Una donna e madre deve andare costantemente incontro a molti sacrifici per conciliare lavoro e figli e deve comunque rischiare la carriera per stare a casa e prendersi cura del proprio figlio durante i primi mesi di vita. La flessibilità del congedo sarebbe un grande aiuto pratico ma, in molte realtà professionali, non è ancora accettato, sebbene sia tutelato dalla legge. Viene previsto infatti, per la madre lavoratrice dipendente, il diritto (e per l’azienda l’obbligo) di astenersi dal lavoro nei due mesi precedenti il parto e nei tre successivi (art. 16, d. lgs. 151/2001), mentre la legge 53/2000 ha consentito alla madre la scelta di posticipare di un mese il congedo per poterne usufruire successivamente alla nascita del figlio.
Ad oggi però potersi dedicare ai propri figli, vederli crescere e contribuire attivamente alla loro educazione, potendo mantenere un lavoro che si concilii con tutto ciò, è ormai un privilegio. I dati evidenziano infatti che sono le donne che lavorano a livelli medio alti, che accorciano la durata del congedo di maternità o che non ne chiedono un’estensione, probabilmente perché possono permettersi di pagare baby sitters, tate e asili nido. È infatti certo che sono proprio i nidi e l’asilo le voci che incidono maggiormente sul bilancio delle famiglie con figli, un peso economico che può diventare un serio problema se sommato alle altre numerose esigenze monetarie e che spesso portano la donna a dover rinunciare al lavoro, nonostante essere indipendenti la soddisfi, per dedicarsi a tempo pieno ai figli e alla casa.
È anche vero però che il diritto alla maternità si sta sempre più complicando perchè troppe donne se ne approfittano, fingendosi in una gravidanza a rischio e anticipando così il periodo di sospensione dal lavoro. Abuso di diritto, si chiama. Emanuela Valente ha affrontato anche questo argomento scrivendo una lettera pubblicata su L’Unità dove ha espresso l’idea che non è poi così facile far passare una finta gravidanza a rischio. Spesso però i sintomi di una gravidanza a rischio non sono sempre chiari e distinti e giustamente, molti medici non vogliono o non possono prendersi la responsabilità di sottovalutarli, sebbene non sempre dimostrabili scientificamente.
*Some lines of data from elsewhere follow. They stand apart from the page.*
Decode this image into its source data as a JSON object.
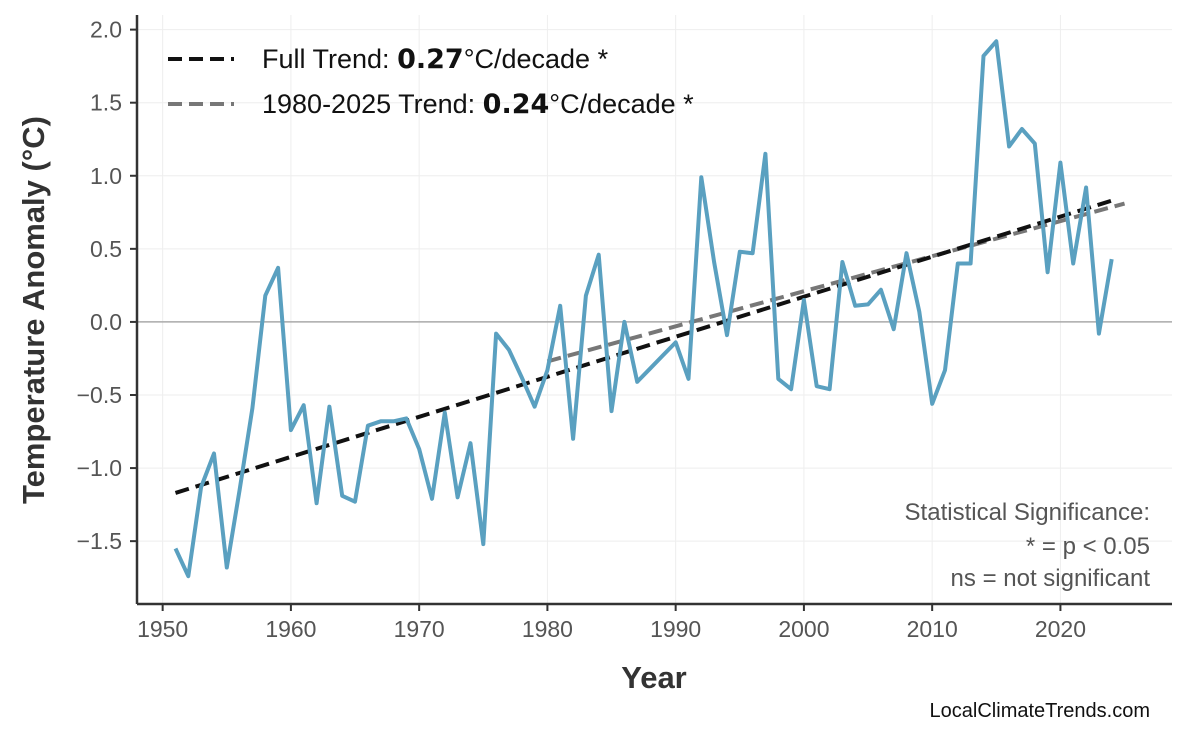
{
  "chart_data": {
    "type": "line",
    "xlabel": "Year",
    "ylabel": "Temperature Anomaly (°C)",
    "xlim": [
      1948,
      2028.7
    ],
    "ylim": [
      -1.93,
      2.1
    ],
    "grid": true,
    "x_ticks": [
      1950,
      1960,
      1970,
      1980,
      1990,
      2000,
      2010,
      2020
    ],
    "y_ticks": [
      -1.5,
      -1.0,
      -0.5,
      0.0,
      0.5,
      1.0,
      1.5,
      2.0
    ],
    "y_tick_labels": [
      "−1.5",
      "−1.0",
      "−0.5",
      "0.0",
      "0.5",
      "1.0",
      "1.5",
      "2.0"
    ],
    "series": [
      {
        "color": "#5aa0c0",
        "x": [
          1951,
          1952,
          1953,
          1954,
          1955,
          1956,
          1957,
          1958,
          1959,
          1960,
          1961,
          1962,
          1963,
          1964,
          1965,
          1966,
          1967,
          1968,
          1969,
          1970,
          1971,
          1972,
          1973,
          1974,
          1975,
          1976,
          1977,
          1978,
          1979,
          1980,
          1981,
          1982,
          1983,
          1984,
          1985,
          1986,
          1987,
          1988,
          1989,
          1990,
          1991,
          1992,
          1993,
          1994,
          1995,
          1996,
          1997,
          1998,
          1999,
          2000,
          2001,
          2002,
          2003,
          2004,
          2005,
          2006,
          2007,
          2008,
          2009,
          2010,
          2011,
          2012,
          2013,
          2014,
          2015,
          2016,
          2017,
          2018,
          2019,
          2020,
          2021,
          2022,
          2023,
          2024
        ],
        "y": [
          -1.55,
          -1.74,
          -1.13,
          -0.9,
          -1.68,
          -1.15,
          -0.59,
          0.18,
          0.37,
          -0.74,
          -0.57,
          -1.24,
          -0.58,
          -1.19,
          -1.23,
          -0.71,
          -0.68,
          -0.68,
          -0.66,
          -0.87,
          -1.21,
          -0.62,
          -1.2,
          -0.83,
          -1.52,
          -0.08,
          -0.19,
          -0.38,
          -0.58,
          -0.33,
          0.11,
          -0.8,
          0.18,
          0.46,
          -0.61,
          0.0,
          -0.41,
          -0.32,
          -0.23,
          -0.14,
          -0.39,
          0.99,
          0.41,
          -0.09,
          0.48,
          0.47,
          1.15,
          -0.39,
          -0.46,
          0.15,
          -0.44,
          -0.46,
          0.41,
          0.11,
          0.12,
          0.22,
          -0.05,
          0.47,
          0.07,
          -0.56,
          -0.33,
          0.4,
          0.4,
          1.82,
          1.92,
          1.2,
          1.32,
          1.22,
          0.34,
          1.09,
          0.4,
          0.92,
          -0.08,
          0.43
        ]
      }
    ],
    "trend_lines": [
      {
        "name_prefix": "Full Trend: ",
        "rate": "0.27",
        "suffix": "°C/decade *",
        "color": "#111111",
        "x": [
          1951,
          2024
        ],
        "y": [
          -1.17,
          0.83
        ]
      },
      {
        "name_prefix": "1980-2025 Trend: ",
        "rate": "0.24",
        "suffix": "°C/decade *",
        "color": "#777777",
        "x": [
          1980,
          2025
        ],
        "y": [
          -0.27,
          0.81
        ]
      }
    ],
    "legend_position": "top-left",
    "annotation": [
      "Statistical Significance:",
      "* = p < 0.05",
      "ns = not significant"
    ]
  },
  "credit": "LocalClimateTrends.com"
}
Credo che ci sia ancora molto da fare per poter permettere alle donne di usufruire appieno dei propri diritti. Un aiuto sociale, una maggior facilità nella gestione della vita domestica ed educativa dei proprio figli. La legge 53 dell’8 marzo 2000, in favore del congedo di paternità, è stato un primo passo, rafforzando il ruolo del padre e decretandone il diritto di sostituirsi o affiancare la madre sia durante il periodo di astensione obbligatoria, che facoltativa e di usufruire dei riposi giornalieri. La legge è fatta, ora serve però un cambiamento della mentalità, che possa favorire un maggior sviluppo sociale.